A Systematic Approach to the Bleeding Patient: Correlation of Clinical Symptoms and Signs With Laboratory Testing

Introduction

In the current medical climate of laboratory expertise and automation, an expanded menu of increasingly sophisticated testing can provide immediately meaningful diagnostic, therapeutic, and prognostic indicators. On the other hand, economic justification and insurance “gatekeeping” often constrain the physician's ability to obtain these data. The clinical hematologist/hemostaseologist is particularly affected due to the number of esoteric laboratory assays required to provide state-of-the-art and cost-effective patient management. Examination of the peripheral blood smear and bone marrow aspirate to establish a diagnosis based on visual and morphologic criteria has been supplanted by considerably more accurate and sensitive immunohistochemical, cytogenetic, molecular diagnostic, and flow cytometric analyses with monoclonal antibodies. In contrast, and perhaps more unique to the bleeding patient than to other categories of illness, the patient interview provides the foundation for making the diagnosis, determining which laboratory tests are most appropriate to order, and formulating treatment strategies. Careful attention to these elements of patient assessment substantially reduces morbidity, mortality, and the cost of care while minimizing the medical-legal exposure of the physician.

This chapter offers a systematic approach to the patient with a clinically significant risk of bleeding or an immediate history of spontaneous excessive hemorrhage. Approaches to laboratory confirmation of bleeding causes are also presented, because interpreting data from the coagulation laboratory requires an understanding and appreciation of the vagaries of the techniques employed to generate them. This chapter also discusses how the coagulation laboratory can provide insight into the pathophysiology of the patient's condition and presents a rationale for treatment.

Evaluating patients with hemorrhagic complications is a multistep process involving a complete history, detailed physical examination, and directed laboratory evaluation. The relative emphasis placed on each of these components varies according to the unique clinical situation, but all factors must be considered. Important points of differentiation include localized versus systemic defects, acquired versus inherited defects, and disorders of primary (i.e., those related to platelet abnormalities) versus secondary hemostasis (i.e., those related to coagulation factor, fibrinogen, or connective tissue abnormalities).
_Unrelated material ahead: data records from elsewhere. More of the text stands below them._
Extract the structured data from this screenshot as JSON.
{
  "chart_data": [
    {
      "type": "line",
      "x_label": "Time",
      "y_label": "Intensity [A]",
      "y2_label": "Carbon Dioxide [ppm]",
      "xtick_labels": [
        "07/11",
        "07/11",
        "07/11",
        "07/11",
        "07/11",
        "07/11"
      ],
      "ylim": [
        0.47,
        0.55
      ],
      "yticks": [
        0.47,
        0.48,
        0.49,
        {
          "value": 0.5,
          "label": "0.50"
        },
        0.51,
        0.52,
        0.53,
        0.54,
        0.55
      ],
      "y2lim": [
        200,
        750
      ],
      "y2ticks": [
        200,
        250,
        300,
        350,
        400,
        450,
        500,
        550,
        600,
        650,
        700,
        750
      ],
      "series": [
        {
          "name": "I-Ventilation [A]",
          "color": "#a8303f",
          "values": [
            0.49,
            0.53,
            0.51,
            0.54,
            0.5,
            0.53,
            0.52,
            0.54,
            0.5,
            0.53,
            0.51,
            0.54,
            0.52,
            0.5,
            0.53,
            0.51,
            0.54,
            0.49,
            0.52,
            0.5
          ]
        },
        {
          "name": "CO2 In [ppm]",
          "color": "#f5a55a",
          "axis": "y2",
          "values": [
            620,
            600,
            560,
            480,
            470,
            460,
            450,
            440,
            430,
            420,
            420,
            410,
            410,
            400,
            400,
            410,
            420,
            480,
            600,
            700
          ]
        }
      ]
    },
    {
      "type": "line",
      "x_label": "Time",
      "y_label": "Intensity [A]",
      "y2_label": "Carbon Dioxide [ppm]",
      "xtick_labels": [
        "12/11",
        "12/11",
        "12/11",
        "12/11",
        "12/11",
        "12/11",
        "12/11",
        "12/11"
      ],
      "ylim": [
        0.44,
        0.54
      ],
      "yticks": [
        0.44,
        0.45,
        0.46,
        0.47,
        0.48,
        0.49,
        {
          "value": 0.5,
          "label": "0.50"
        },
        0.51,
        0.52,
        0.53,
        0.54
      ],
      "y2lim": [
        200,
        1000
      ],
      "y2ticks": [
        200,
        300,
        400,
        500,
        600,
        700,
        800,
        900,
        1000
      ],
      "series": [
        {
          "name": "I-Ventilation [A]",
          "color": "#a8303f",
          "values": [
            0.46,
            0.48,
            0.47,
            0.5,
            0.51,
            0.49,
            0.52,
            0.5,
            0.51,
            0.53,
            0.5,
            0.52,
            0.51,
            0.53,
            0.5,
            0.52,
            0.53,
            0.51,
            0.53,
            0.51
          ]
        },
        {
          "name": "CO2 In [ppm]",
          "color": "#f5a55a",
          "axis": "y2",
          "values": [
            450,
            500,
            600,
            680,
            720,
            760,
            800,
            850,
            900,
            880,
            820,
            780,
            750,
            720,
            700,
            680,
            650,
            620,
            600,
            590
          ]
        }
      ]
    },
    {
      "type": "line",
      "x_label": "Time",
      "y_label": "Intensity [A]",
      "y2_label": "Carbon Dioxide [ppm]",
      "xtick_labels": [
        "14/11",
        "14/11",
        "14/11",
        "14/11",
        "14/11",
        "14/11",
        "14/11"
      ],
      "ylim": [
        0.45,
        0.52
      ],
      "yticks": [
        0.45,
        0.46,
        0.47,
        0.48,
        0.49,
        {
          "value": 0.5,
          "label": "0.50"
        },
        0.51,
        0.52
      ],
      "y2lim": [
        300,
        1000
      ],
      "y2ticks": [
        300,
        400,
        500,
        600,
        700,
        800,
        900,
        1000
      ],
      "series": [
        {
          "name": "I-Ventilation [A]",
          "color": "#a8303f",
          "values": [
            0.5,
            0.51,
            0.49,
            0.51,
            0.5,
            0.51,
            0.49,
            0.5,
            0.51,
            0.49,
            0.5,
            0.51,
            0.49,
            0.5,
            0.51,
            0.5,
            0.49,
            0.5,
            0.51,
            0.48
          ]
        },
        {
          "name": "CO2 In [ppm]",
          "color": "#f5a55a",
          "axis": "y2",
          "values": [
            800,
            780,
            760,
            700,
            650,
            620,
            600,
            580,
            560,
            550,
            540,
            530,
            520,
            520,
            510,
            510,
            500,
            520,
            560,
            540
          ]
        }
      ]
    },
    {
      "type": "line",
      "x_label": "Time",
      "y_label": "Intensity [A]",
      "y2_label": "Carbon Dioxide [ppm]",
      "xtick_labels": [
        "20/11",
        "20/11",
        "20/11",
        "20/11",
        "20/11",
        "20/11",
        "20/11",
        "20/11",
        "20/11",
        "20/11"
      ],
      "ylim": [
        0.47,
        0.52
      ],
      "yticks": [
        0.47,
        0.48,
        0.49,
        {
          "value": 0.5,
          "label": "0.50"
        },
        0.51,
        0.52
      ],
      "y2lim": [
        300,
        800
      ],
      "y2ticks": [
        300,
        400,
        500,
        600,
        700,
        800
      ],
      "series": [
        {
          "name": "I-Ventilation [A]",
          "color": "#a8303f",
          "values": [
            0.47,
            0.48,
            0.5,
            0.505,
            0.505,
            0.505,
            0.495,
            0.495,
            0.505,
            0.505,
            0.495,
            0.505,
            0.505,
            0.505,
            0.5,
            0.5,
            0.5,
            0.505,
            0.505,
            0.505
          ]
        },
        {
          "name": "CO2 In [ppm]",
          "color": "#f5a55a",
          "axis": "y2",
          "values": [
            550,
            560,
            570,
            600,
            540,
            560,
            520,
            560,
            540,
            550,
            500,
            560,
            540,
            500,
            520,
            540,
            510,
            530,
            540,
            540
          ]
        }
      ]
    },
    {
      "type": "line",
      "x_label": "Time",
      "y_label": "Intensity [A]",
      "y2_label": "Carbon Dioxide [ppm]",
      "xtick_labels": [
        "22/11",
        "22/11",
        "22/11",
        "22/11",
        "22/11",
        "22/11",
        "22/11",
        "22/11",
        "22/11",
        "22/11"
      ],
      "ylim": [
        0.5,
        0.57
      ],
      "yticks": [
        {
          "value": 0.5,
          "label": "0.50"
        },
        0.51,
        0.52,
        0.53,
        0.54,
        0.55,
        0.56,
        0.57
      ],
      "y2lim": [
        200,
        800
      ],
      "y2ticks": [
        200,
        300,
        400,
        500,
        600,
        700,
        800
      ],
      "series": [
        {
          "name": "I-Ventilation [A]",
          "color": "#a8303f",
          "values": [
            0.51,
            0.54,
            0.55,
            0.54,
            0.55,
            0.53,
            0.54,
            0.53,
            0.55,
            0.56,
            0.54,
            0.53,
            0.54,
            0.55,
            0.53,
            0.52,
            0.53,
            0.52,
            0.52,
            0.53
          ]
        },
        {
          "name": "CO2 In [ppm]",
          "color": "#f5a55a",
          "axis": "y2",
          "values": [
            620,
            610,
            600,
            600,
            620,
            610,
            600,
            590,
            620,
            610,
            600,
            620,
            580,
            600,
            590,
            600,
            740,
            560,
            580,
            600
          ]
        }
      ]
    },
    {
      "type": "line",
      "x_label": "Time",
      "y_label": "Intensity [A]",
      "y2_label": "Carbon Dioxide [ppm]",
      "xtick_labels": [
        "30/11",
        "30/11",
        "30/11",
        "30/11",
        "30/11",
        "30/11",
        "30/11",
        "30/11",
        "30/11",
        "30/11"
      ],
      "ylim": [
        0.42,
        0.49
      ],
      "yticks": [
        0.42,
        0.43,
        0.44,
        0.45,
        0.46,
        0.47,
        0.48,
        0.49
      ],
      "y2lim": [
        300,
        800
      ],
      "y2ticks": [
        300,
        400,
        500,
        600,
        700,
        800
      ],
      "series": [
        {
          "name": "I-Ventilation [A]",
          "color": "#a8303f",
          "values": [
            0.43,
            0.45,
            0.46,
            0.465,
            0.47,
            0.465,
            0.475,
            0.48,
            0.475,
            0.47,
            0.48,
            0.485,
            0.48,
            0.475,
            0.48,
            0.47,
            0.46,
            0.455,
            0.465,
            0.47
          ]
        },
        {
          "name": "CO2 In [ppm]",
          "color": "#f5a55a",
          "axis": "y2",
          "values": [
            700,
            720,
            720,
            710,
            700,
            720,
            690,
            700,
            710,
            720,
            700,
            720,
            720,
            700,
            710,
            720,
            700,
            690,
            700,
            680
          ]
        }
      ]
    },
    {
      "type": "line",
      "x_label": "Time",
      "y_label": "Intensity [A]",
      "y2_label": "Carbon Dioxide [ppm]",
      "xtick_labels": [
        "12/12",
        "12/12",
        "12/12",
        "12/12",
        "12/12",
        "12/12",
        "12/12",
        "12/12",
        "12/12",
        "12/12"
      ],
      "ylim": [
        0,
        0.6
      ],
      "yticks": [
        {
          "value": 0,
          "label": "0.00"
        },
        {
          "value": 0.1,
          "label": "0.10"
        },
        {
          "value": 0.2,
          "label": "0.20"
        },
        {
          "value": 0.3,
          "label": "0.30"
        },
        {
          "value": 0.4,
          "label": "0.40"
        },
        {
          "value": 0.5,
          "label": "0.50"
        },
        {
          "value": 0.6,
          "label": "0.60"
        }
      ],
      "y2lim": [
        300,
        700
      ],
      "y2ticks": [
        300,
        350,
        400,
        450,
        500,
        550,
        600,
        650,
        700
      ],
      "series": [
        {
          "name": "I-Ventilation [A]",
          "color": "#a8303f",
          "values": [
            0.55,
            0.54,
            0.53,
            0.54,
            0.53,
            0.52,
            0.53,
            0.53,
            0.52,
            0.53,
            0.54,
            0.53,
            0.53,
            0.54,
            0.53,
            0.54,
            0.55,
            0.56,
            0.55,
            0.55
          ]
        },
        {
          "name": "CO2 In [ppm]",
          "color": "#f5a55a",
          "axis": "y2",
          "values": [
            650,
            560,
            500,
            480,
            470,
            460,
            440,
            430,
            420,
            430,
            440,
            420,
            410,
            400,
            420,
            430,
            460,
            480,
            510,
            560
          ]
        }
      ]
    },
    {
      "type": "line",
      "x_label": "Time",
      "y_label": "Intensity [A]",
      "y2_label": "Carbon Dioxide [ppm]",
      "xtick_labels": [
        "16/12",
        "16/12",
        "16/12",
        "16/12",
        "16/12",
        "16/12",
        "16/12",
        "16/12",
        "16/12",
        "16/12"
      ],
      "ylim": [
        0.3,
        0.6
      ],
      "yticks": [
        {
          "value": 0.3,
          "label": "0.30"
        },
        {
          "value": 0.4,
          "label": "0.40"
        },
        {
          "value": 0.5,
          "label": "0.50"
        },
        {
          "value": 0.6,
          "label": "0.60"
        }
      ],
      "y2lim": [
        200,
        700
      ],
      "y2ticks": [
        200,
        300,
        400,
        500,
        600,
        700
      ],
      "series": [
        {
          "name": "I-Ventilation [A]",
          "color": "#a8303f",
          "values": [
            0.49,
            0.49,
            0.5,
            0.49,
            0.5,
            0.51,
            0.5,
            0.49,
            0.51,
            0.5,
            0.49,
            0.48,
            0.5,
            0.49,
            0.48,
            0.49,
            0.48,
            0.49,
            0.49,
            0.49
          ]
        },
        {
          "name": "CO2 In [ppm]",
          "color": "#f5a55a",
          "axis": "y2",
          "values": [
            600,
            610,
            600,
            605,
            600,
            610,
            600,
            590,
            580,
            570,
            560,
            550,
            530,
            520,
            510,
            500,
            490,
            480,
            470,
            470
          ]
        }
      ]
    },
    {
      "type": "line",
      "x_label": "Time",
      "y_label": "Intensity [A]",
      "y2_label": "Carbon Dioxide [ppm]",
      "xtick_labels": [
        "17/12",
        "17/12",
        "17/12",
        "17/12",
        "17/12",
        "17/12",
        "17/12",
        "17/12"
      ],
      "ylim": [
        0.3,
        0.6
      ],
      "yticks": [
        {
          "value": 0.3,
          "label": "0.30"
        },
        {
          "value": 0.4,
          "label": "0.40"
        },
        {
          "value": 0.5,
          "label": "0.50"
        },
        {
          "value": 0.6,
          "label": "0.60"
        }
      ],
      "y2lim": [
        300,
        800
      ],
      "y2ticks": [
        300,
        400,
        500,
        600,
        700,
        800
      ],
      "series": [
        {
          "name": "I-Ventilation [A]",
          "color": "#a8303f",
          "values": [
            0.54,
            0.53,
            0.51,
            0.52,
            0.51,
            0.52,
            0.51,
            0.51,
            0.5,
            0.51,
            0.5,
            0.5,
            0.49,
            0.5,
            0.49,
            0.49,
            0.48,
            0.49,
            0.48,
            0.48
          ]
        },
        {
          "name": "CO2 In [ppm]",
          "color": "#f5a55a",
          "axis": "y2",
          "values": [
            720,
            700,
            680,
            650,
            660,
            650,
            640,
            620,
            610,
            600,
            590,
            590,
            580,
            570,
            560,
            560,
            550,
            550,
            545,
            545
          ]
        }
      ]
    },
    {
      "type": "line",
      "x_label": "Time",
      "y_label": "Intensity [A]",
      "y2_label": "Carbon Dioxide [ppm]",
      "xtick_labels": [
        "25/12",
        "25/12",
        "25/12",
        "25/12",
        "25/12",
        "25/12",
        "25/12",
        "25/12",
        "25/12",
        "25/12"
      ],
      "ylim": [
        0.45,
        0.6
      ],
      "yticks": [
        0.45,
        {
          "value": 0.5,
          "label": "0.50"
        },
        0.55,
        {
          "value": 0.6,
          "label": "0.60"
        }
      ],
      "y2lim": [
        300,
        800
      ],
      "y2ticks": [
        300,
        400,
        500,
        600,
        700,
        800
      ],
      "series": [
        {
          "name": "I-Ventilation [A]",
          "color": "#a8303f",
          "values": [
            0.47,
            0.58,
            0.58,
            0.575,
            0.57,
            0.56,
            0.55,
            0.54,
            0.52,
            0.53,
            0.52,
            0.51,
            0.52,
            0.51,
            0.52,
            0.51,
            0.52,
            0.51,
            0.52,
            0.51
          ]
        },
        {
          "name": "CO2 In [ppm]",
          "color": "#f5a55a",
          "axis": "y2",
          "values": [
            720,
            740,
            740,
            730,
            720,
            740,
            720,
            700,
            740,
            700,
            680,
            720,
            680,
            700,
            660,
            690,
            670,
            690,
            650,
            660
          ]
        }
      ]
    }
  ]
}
It is important for the clinician to understand that some clinical situations do not allow for a comprehensive evaluation and may therefore require a more streamlined approach. Intubated patients who develop brisk bleeding during the immediate postoperative period, for example, will be unable to provide any information about their personal or family history; a determination of these patients' most likely cause for bleeding will therefore rest on pertinent physical and laboratory findings. Of primary importance for all consulting hematologists is realizing that the management of coagulation abnormalities—which are often epiphenomena or complications of other medical illnesses—is often empirical and cannot always be approached through a standard algorithm.

Clinical Evaluation

Each component of the clinical assessment provides critical information supporting or refuting the possibility that a true hemorrhagic disorder exists. The information garnered from the history and physical examination ultimately guides the direction, extent, and tempo of the laboratory evaluation and helps the clinician determine how future bleeding complications can be managed and/or prevented. This multifactorial approach is necessary because the likelihood of false-positive and false-negative diagnoses is high when the decision rests on one component alone. Consider, for example, the process required to obtain an accurate medical history. Patients' perception of their own bleeding tendency is often exaggerated or understated. In one study conducted in the Åland Islands, where von Willebrand disease (VWD) was originally detected in 1928, 65% of women and 35% of men from families with no history of bleeding and no personal laboratory evidence of a bleeding disorder answered a self-administered binary questionnaire with responses indicative of a symptomatic bleeding diathesis. In contrast, 38% of the women and 54% of the men with documented laboratory evidence of a coagulation defect and a positive family history of symptomatic VWD or qualitative platelet disorders answered the same questionnaire as if they were completely unaware of their bleeding diathesis.